# Abbildungsverzeichnis nicht vollständig



## stephanfeltel (26. August 2004)

Hallo an alle WordSpezies,
ich habe folgendes Problem. Ich habe 10 Bilder in meinem Dokument zu denen ich jeweils über Einfügen->Referenz->Beschriftung eine Beschriftung eingefügt habe. Testhalber hab ich mal eine Beschriftung in ein Textfeld(das aus dem ZeichnenMenü) gepackt.

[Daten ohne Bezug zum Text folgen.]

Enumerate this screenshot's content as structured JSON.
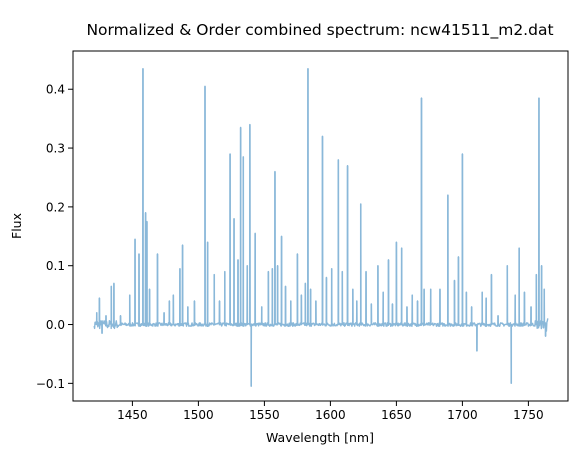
{
  "chart_data": {
    "type": "line",
    "title": "Normalized & Order combined spectrum: ncw41511_m2.dat",
    "xlabel": "Wavelength [nm]",
    "ylabel": "Flux",
    "xlim": [
      1405,
      1780
    ],
    "ylim": [
      -0.13,
      0.465
    ],
    "x_ticks": [
      1450,
      1500,
      1550,
      1600,
      1650,
      1700,
      1750
    ],
    "x_tick_labels": [
      "1450",
      "1500",
      "1550",
      "1600",
      "1650",
      "1700",
      "1750"
    ],
    "y_ticks": [
      -0.1,
      0.0,
      0.1,
      0.2,
      0.3,
      0.4
    ],
    "y_tick_labels": [
      "−0.1",
      "0.0",
      "0.1",
      "0.2",
      "0.3",
      "0.4"
    ],
    "grid": false,
    "legend": "none",
    "series": [
      {
        "color": "#8ab8d9",
        "x_range": [
          1421,
          1765
        ],
        "baseline": 0.0,
        "peaks": [
          {
            "x": 1423,
            "y": 0.02
          },
          {
            "x": 1425,
            "y": 0.045
          },
          {
            "x": 1427,
            "y": -0.015
          },
          {
            "x": 1430,
            "y": 0.015
          },
          {
            "x": 1434,
            "y": 0.065
          },
          {
            "x": 1436,
            "y": 0.07
          },
          {
            "x": 1441,
            "y": 0.015
          },
          {
            "x": 1448,
            "y": 0.05
          },
          {
            "x": 1452,
            "y": 0.145
          },
          {
            "x": 1455,
            "y": 0.12
          },
          {
            "x": 1458,
            "y": 0.435
          },
          {
            "x": 1460,
            "y": 0.19
          },
          {
            "x": 1461,
            "y": 0.175
          },
          {
            "x": 1463,
            "y": 0.06
          },
          {
            "x": 1469,
            "y": 0.12
          },
          {
            "x": 1474,
            "y": 0.02
          },
          {
            "x": 1478,
            "y": 0.04
          },
          {
            "x": 1481,
            "y": 0.05
          },
          {
            "x": 1486,
            "y": 0.095
          },
          {
            "x": 1488,
            "y": 0.135
          },
          {
            "x": 1492,
            "y": 0.03
          },
          {
            "x": 1497,
            "y": 0.04
          },
          {
            "x": 1505,
            "y": 0.405
          },
          {
            "x": 1507,
            "y": 0.14
          },
          {
            "x": 1512,
            "y": 0.085
          },
          {
            "x": 1516,
            "y": 0.04
          },
          {
            "x": 1520,
            "y": 0.09
          },
          {
            "x": 1524,
            "y": 0.29
          },
          {
            "x": 1527,
            "y": 0.18
          },
          {
            "x": 1530,
            "y": 0.11
          },
          {
            "x": 1532,
            "y": 0.335
          },
          {
            "x": 1534,
            "y": 0.285
          },
          {
            "x": 1537,
            "y": 0.1
          },
          {
            "x": 1539,
            "y": 0.34
          },
          {
            "x": 1540,
            "y": -0.105
          },
          {
            "x": 1543,
            "y": 0.155
          },
          {
            "x": 1548,
            "y": 0.03
          },
          {
            "x": 1553,
            "y": 0.09
          },
          {
            "x": 1556,
            "y": 0.095
          },
          {
            "x": 1558,
            "y": 0.26
          },
          {
            "x": 1560,
            "y": 0.1
          },
          {
            "x": 1563,
            "y": 0.15
          },
          {
            "x": 1566,
            "y": 0.065
          },
          {
            "x": 1570,
            "y": 0.04
          },
          {
            "x": 1575,
            "y": 0.12
          },
          {
            "x": 1578,
            "y": 0.05
          },
          {
            "x": 1581,
            "y": 0.07
          },
          {
            "x": 1583,
            "y": 0.435
          },
          {
            "x": 1585,
            "y": 0.06
          },
          {
            "x": 1589,
            "y": 0.04
          },
          {
            "x": 1594,
            "y": 0.32
          },
          {
            "x": 1597,
            "y": 0.08
          },
          {
            "x": 1601,
            "y": 0.095
          },
          {
            "x": 1606,
            "y": 0.28
          },
          {
            "x": 1609,
            "y": 0.09
          },
          {
            "x": 1613,
            "y": 0.27
          },
          {
            "x": 1617,
            "y": 0.06
          },
          {
            "x": 1620,
            "y": 0.04
          },
          {
            "x": 1623,
            "y": 0.205
          },
          {
            "x": 1627,
            "y": 0.09
          },
          {
            "x": 1631,
            "y": 0.035
          },
          {
            "x": 1636,
            "y": 0.1
          },
          {
            "x": 1640,
            "y": 0.055
          },
          {
            "x": 1644,
            "y": 0.11
          },
          {
            "x": 1647,
            "y": 0.035
          },
          {
            "x": 1650,
            "y": 0.14
          },
          {
            "x": 1654,
            "y": 0.13
          },
          {
            "x": 1658,
            "y": 0.03
          },
          {
            "x": 1662,
            "y": 0.05
          },
          {
            "x": 1666,
            "y": 0.04
          },
          {
            "x": 1669,
            "y": 0.385
          },
          {
            "x": 1671,
            "y": 0.06
          },
          {
            "x": 1676,
            "y": 0.06
          },
          {
            "x": 1683,
            "y": 0.06
          },
          {
            "x": 1689,
            "y": 0.22
          },
          {
            "x": 1694,
            "y": 0.075
          },
          {
            "x": 1697,
            "y": 0.115
          },
          {
            "x": 1700,
            "y": 0.29
          },
          {
            "x": 1703,
            "y": 0.055
          },
          {
            "x": 1707,
            "y": 0.03
          },
          {
            "x": 1711,
            "y": -0.045
          },
          {
            "x": 1715,
            "y": 0.055
          },
          {
            "x": 1718,
            "y": 0.045
          },
          {
            "x": 1722,
            "y": 0.085
          },
          {
            "x": 1727,
            "y": 0.015
          },
          {
            "x": 1734,
            "y": 0.1
          },
          {
            "x": 1737,
            "y": -0.1
          },
          {
            "x": 1740,
            "y": 0.05
          },
          {
            "x": 1743,
            "y": 0.13
          },
          {
            "x": 1747,
            "y": 0.055
          },
          {
            "x": 1752,
            "y": 0.03
          },
          {
            "x": 1756,
            "y": 0.085
          },
          {
            "x": 1758,
            "y": 0.385
          },
          {
            "x": 1760,
            "y": 0.1
          },
          {
            "x": 1762,
            "y": 0.06
          },
          {
            "x": 1763,
            "y": -0.02
          }
        ]
      }
    ]
  }
}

Wenn ich mir jetzt ein Abbildungsverzeichnis erstellen will, fasst mir Word auch alles schön zusammen, bis auf die Beschriftung die in dem Textfeld ist.

Habt ihr eine Ahnung wie ich Word beibringe, diese Beschriftung auch ins Verzeichnis mit aufzunehmen.

Ich danke euch für eure Hilfe...


----------



## thekorn (26. August 2004)

*Formatvorlage*

Das erstellen eines Abbildungsverzeichnisses funktioniert relativ einfach, es werden alle Textpassagen, die mit der Formatvorlage "Beschriftung" formatiert sind, in das Abbildungsverzeichnis aufgenommen, du musst also nur in dein Textfeld hineingehen und den entsprechenden Text über FORAMT->FORMATVORLAGE->BESCHRIFTUNG formatieren.
Optional ist es beim erstellen des Abbildungsverzeichnisses auch möglich über BEARBEITEN eigene Formatvorlagen festzulegen, die berücksichtigt werden sollen.

gruß
thekorn


----------



## stephanfeltel (26. August 2004)

@thekorn, das ist eben nicht so einfach!
ok, im Prinzip schon, aber wenn eine Beschriftung in nem Textfeld steht wird die, egal wie ich die formatiere, oder wie ich das Verzeichnis erzeugen lasse NICHT mit ins Verzeichnis aufgenommen!
Das ist ja das Problem...
hast du das mal probiert? Dann siehst du, dass ich leider recht habe :-(
Aber wenn du sonst noch ne Idee hast, nur her damit ich kann jede Info gebrauchen....

Also danke erstmal...


----------



## stephanfeltel (26. August 2004)

ok, ich habs:
TExtfeld in Positionsrahmen umwandeln, dann klappts auch mit dem Verzeichnis.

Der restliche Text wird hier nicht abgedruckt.